With a return of less than 1.4%, the S&P 500 nowadays does not pay investors large dividends. But there are some attractive options, especially given the fall of many stocks in recent months. One looks especially attractive Joint Parcel Service (NYSE: UPS). Down 16% since the beginning of the year, which means that its profitability has been growing recently. Today, investors can earn a return of 3.4%. With an investment of $ 25,000, that could mean $ 845 in recurring profits for the year.
Problems with supply chains and general concerns about the slowdown in the global economy are some of the main reasons why UPS is likely to be experiencing difficulties recently. But the business remains promising for investment as the growth of e-commerce and logistics will continue to expand in the future. While there may be hiccups today, it doesn’t change the company’s long-term appeal.

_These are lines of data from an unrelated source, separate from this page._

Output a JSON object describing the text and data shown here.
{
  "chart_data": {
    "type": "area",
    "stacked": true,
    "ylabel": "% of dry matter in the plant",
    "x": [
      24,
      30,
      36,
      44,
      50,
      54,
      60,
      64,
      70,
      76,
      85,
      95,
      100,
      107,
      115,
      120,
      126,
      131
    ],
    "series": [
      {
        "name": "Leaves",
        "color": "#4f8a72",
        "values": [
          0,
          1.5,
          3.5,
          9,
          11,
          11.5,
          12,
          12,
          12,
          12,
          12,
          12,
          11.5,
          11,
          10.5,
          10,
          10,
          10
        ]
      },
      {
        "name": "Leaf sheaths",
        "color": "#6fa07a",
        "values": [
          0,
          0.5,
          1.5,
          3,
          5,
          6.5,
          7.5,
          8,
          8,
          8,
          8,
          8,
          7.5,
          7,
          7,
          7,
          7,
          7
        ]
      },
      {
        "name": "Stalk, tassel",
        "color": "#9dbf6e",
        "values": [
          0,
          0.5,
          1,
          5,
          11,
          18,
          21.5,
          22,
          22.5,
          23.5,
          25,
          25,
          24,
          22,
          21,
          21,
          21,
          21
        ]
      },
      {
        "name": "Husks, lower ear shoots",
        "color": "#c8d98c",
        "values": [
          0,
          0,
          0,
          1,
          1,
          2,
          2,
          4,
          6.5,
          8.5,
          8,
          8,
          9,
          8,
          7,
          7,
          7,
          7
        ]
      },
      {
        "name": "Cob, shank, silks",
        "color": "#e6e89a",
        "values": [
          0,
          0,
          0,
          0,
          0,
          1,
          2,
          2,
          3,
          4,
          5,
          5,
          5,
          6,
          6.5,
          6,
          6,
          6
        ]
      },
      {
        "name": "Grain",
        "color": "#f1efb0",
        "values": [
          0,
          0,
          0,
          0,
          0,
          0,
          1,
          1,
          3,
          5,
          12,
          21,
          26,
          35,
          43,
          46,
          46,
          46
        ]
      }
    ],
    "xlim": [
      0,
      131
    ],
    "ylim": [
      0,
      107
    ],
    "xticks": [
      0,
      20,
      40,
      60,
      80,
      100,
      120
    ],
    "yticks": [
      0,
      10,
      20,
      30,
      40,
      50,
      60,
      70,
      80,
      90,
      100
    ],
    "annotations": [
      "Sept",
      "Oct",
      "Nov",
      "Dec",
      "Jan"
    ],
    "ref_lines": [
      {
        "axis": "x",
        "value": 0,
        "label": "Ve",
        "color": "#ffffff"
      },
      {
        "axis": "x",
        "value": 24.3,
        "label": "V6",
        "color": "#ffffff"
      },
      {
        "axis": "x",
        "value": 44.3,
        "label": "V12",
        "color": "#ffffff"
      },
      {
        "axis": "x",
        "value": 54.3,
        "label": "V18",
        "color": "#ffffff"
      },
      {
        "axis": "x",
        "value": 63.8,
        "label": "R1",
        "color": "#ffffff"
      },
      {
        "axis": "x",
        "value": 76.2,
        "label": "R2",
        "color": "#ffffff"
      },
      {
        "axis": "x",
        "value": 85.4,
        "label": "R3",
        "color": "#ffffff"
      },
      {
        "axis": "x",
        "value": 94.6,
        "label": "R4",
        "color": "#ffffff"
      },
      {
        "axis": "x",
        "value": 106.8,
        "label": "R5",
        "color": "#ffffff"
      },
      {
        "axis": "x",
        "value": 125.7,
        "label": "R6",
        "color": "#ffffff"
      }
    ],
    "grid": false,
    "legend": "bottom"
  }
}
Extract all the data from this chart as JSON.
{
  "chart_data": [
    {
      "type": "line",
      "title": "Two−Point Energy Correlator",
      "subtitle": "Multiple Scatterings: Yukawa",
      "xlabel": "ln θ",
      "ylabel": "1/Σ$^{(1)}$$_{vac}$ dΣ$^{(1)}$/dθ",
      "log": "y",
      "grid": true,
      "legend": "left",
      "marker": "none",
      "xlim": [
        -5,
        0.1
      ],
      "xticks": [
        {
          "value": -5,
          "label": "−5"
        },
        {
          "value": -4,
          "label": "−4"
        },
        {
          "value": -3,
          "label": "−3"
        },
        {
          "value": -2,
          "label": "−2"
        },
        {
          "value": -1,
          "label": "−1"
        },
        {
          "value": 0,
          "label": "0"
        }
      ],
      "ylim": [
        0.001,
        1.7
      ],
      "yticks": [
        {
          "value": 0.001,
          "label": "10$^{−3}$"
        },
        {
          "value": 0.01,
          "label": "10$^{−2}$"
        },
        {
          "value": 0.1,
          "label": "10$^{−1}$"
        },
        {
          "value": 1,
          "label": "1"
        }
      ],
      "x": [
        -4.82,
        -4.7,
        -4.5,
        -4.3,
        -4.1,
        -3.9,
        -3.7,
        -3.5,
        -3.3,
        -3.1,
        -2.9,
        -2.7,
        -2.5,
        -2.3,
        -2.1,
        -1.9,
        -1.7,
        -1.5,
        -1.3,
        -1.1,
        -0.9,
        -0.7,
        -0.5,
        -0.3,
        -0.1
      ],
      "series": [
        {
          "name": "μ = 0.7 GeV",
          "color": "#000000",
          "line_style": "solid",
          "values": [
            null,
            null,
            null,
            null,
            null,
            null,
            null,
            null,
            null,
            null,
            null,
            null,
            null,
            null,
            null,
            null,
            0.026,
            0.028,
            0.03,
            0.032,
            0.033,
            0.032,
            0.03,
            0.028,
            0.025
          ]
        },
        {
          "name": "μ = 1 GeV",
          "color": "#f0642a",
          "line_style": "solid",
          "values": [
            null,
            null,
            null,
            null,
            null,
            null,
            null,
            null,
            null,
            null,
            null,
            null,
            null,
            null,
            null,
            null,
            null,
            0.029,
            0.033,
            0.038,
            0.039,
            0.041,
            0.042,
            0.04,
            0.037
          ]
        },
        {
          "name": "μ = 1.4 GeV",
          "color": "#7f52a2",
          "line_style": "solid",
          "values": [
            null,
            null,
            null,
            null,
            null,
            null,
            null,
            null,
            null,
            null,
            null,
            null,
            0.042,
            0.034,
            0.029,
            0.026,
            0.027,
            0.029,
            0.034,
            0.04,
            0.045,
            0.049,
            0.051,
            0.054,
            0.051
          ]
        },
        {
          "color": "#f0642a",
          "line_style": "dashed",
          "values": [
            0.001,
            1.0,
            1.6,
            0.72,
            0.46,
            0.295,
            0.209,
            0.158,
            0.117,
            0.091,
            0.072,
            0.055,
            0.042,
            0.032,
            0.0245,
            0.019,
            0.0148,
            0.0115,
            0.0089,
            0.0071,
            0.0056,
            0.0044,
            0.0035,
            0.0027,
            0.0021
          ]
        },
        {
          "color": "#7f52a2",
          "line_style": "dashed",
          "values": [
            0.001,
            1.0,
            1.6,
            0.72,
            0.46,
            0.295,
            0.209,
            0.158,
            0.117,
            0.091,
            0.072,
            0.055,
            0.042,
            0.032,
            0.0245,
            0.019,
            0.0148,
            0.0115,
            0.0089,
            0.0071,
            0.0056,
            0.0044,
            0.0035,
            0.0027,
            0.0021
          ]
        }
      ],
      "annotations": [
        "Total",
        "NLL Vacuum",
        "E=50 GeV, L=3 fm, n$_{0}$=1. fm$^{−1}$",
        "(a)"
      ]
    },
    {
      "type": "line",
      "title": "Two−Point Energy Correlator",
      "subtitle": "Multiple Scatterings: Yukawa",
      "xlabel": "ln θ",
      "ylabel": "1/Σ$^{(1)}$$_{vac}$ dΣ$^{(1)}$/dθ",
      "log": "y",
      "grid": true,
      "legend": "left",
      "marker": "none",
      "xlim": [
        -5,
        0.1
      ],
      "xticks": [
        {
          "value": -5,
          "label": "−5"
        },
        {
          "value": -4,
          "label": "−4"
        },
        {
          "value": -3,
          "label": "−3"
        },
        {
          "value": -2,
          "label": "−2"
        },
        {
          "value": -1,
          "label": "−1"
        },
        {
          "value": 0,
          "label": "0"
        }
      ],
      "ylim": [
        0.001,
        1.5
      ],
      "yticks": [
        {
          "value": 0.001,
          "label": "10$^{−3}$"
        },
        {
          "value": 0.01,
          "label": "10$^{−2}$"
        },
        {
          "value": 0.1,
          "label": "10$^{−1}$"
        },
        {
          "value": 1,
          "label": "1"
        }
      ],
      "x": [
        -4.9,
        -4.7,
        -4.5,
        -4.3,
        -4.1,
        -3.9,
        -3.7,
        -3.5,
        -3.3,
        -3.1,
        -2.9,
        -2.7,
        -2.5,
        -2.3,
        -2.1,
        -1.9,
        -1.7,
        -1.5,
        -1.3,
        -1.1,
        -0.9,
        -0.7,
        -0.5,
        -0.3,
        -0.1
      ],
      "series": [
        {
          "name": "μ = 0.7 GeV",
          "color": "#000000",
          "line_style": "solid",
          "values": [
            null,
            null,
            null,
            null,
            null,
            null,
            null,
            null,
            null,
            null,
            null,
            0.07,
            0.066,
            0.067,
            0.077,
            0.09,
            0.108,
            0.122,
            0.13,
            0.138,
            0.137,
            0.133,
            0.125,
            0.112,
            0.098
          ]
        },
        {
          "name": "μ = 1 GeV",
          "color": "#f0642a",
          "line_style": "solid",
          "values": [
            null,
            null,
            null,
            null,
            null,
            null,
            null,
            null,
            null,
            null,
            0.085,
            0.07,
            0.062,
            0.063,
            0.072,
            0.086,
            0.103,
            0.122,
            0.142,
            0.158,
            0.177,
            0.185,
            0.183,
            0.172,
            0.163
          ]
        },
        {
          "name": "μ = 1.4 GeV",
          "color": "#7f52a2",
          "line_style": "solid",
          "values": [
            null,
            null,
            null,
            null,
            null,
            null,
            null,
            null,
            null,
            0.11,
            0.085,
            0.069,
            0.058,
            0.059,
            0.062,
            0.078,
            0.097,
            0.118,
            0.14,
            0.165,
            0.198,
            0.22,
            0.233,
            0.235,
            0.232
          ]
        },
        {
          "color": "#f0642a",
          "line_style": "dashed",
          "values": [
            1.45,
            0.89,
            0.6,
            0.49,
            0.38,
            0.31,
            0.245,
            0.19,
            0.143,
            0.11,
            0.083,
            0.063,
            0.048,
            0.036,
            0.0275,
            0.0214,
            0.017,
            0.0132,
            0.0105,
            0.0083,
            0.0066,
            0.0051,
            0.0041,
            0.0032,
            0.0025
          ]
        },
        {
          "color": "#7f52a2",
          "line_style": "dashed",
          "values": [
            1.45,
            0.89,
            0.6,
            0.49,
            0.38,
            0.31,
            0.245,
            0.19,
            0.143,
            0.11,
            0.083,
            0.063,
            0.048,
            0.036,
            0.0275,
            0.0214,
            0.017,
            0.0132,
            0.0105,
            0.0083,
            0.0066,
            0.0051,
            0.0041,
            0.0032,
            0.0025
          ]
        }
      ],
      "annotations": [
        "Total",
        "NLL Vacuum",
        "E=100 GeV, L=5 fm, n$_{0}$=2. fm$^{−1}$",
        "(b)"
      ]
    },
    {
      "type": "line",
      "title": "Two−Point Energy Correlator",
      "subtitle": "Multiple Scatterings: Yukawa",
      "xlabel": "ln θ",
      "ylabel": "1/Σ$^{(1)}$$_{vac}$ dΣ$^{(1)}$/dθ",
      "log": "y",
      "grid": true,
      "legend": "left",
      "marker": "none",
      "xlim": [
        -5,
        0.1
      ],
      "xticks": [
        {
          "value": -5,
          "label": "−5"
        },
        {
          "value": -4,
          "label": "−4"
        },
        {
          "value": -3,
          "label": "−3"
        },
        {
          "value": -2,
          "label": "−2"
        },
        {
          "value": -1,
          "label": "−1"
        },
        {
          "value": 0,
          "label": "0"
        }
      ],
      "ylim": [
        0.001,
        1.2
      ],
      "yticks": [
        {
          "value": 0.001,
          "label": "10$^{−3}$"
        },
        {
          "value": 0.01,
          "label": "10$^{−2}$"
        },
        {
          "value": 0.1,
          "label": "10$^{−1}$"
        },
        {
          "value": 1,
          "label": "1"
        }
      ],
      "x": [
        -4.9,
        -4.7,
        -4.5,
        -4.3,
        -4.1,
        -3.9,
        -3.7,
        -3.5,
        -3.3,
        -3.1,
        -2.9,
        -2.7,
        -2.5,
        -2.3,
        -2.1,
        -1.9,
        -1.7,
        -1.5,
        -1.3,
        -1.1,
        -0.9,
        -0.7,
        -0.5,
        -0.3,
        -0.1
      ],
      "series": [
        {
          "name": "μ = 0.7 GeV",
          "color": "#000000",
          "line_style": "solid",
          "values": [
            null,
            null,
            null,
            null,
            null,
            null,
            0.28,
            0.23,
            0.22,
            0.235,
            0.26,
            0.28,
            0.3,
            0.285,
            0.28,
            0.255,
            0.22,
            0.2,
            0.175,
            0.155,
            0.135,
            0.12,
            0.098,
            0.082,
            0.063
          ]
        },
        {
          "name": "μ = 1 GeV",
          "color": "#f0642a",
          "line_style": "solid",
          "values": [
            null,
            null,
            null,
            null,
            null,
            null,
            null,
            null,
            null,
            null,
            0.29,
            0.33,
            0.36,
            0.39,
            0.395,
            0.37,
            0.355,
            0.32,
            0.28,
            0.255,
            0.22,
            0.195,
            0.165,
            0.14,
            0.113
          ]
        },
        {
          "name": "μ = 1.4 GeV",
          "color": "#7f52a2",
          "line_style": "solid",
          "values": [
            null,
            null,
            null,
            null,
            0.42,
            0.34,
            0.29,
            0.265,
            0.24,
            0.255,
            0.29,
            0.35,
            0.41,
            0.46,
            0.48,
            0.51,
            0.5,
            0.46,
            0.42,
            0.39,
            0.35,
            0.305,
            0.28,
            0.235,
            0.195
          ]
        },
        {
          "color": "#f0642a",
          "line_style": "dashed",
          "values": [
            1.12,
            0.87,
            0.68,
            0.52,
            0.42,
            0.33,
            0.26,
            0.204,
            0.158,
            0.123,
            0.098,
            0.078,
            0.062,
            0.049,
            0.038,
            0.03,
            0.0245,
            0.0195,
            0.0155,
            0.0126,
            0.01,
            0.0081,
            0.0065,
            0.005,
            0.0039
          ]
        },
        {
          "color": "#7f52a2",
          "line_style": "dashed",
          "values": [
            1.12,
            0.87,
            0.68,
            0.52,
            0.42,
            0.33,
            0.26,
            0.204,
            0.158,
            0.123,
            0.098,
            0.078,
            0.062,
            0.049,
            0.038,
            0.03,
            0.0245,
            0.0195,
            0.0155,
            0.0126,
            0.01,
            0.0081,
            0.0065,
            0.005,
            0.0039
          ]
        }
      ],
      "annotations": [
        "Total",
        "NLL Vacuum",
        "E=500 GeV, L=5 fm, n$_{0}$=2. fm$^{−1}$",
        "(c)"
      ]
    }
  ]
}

With stocks trading below $ 180 and approaching a low of 52 weeks, investors have the opportunity to take advantage of broken stocks that not only bring dividend yields above average, but also have attractive growth prospects over time. to pull. Its price-to-earnings ratio is just under 15, which makes its price tag attractive. In recent years, it has often been observed that UPS shares are traded more than 20 times more than in recent earnings.
The fundamentals of the logistics company are also solid: UPS reports a return on net income of at least 10% in each of the last four quarters. For investors, this can be a great stock that can be bought and held for years.